From the Journal of Upper Cervical Chiropractic Research comes a study published on Jan. 16, 2014, which documents the case of a woman who regained her senses of both smell and taste due to chiropractic care. Anosmia, the loss of the ability to smell, and ageusia, the loss of the ability to taste, affects between 1 and 2 percent of the American population under the age of 65 years.
The authors of the study report that approximately 200,000 people visit physicians each year for smell and taste related disorders. According to studies, one of the most common causes of smell and taste disorders is a previous injury to the head and/or neck. Because these conditions are not life threatening, the authors note that there is little medical attention or treatment for these problems.
In this case, a 64-year-old woman went to a chiropractic clinic with complaints of neck pain, right sided knee pain, and a loss of the ability to taste and smell. She reported having lost the ability to smell and taste nine months prior to her visit to the chiropractor.

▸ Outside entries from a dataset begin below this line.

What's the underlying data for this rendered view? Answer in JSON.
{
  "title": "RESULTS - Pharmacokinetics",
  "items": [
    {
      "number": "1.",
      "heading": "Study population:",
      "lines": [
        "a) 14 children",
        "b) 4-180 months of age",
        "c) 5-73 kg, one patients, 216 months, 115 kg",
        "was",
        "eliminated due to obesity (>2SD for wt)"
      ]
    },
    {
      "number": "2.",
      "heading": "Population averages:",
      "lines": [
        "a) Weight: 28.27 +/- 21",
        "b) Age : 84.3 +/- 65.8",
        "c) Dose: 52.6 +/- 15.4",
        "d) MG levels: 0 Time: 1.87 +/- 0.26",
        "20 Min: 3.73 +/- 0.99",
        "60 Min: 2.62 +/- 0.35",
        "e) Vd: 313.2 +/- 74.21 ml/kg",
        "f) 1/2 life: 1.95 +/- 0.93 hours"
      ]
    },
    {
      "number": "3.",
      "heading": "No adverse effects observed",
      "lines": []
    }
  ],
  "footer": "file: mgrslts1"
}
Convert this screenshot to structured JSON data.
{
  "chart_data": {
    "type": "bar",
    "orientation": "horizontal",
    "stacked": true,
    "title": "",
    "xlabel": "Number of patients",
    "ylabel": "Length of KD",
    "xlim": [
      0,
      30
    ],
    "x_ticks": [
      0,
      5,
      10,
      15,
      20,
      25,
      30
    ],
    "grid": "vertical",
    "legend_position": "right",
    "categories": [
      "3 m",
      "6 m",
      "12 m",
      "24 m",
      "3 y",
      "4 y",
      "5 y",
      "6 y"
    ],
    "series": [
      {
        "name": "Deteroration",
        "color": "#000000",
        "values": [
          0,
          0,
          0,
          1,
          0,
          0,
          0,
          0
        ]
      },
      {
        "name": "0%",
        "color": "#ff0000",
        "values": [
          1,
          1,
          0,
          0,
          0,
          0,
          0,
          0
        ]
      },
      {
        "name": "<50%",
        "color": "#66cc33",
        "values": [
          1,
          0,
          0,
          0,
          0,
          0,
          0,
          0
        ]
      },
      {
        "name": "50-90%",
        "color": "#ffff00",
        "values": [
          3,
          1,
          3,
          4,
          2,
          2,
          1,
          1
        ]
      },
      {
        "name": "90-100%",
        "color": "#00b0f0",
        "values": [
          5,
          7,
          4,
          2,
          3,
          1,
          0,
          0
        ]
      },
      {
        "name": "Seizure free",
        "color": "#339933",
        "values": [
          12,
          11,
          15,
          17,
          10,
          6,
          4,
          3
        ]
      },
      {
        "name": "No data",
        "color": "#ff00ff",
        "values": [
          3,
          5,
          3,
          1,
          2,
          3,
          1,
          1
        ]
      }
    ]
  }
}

A chiropractic examination revealed sensitivity in the upper neck upon palpation, as well as thermal scan irregularities. There was also a reduction of the woman's range of motion in her upper neck. Postural abnormalities were also noted and spinal x-rays confirmed misalignments of her neck vertebrae.
Specific chiropractic adjustments were begun to correct the subluxations that were determined to be present. According to the case report, within 48 hours of the woman's first adjustment, her sense of taste and smell had started to return, and her pain symptoms improved. By the third month of care, she had completely regained both her sense of smell and taste.
In their conclusion the authors wrote, "This case described the successful resolution of anosmia and ageusia following the introduction of upper cervical chiropractic care. This case study suggests that there may be a role for the use of precise upper cervical chiropractic care in the management of patients with smell and taste disorders in patients with a history of head and neck trauma."
(Editor's note: Remember the objective of upper cervical care is to correct head neck misalignment that is interfering with proper brain to body communication. When this is corrected the body functions at a higher level and can often correct other problems more efficiently on its own. Please do not confuse upper cervical care as a treatment for any condition, disease or symptom.)